Не стерпела – снова к окну.
– Срубите радииво! – оранула что было сил. – Люди спять!
Ответа ноль. Музыка бушевала.
Нина Семеновна натянула халатик и вышла на лестницу. Поднялась этажом выше, дернула звонок. Долго могила, послышались шаркания.
– Кто там? – мужской голос.
– Поднижняя соседка. Отворяйте-ка.
Дверь приоткрылась на цепочке. В щелке – бабье око парня.
– Чего надо?
– Соколик, можно потишом? Уже поздненько.
– А кто мешает?
– Всех разбудили! Глухота у вас?
Парень фыркнул и уже драл дверь, но Нина Семеновна сунула ногу в щелку.
– Погоди! С тобой речь веду!
– Бабка, не конфликтный. Мы свои права знаем.

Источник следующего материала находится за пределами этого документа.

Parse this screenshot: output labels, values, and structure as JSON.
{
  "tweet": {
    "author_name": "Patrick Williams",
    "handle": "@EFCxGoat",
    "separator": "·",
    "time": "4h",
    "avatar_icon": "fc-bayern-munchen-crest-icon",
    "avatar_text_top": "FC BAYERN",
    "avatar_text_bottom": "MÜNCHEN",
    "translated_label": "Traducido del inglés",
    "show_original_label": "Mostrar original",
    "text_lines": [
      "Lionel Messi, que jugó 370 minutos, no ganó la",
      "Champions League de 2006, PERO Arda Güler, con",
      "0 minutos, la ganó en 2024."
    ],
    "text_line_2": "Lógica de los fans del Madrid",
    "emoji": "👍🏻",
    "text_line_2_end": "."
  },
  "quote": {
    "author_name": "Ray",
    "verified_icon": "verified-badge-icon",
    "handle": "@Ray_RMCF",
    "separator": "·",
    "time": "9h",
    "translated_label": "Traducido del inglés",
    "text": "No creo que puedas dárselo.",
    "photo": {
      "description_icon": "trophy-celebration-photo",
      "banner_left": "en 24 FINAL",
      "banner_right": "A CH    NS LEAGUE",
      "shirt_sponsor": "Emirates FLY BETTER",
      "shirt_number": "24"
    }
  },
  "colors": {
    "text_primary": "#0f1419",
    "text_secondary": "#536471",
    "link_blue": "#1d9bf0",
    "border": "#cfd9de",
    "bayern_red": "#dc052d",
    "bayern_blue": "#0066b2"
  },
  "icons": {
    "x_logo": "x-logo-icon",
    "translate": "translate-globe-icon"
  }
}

– Какие права? Весь подъезд в трепет вас вогнал!
– Не наши заботы. В своей берлоге что хочу, то и делаю.
Дверь захлопнулась. Нина Семеновна постояла, повесив нос, и спустилась восвояси.
Дома стало пуще. Музыка орала так, что штукатурка сыпалась, голоса добавились – видать, гости прибыли.
Нина Семеновна завалилась в кровать, натянув одеяло на голову. Бесполезно. Звук пробивал всё, в зубах звенело.
Поднялась, побрела на ку
И с тех пор в доме установилась идеальная тишина, хотя периодически по вечерам со второго этажа доносилось приглушённое бренчание гитары, а Валентина Петровна, к всеобщему удивлению и вечным байкам соседей по подъезду, порой сама напевала мотивчик из молодости, аккуратно постукивая тем самым молотком по батарее в такт – на всякий случай, поддерживая свою репутацию грозной Вальки, перед которой даже местные коты гуляют тихо, как мыши.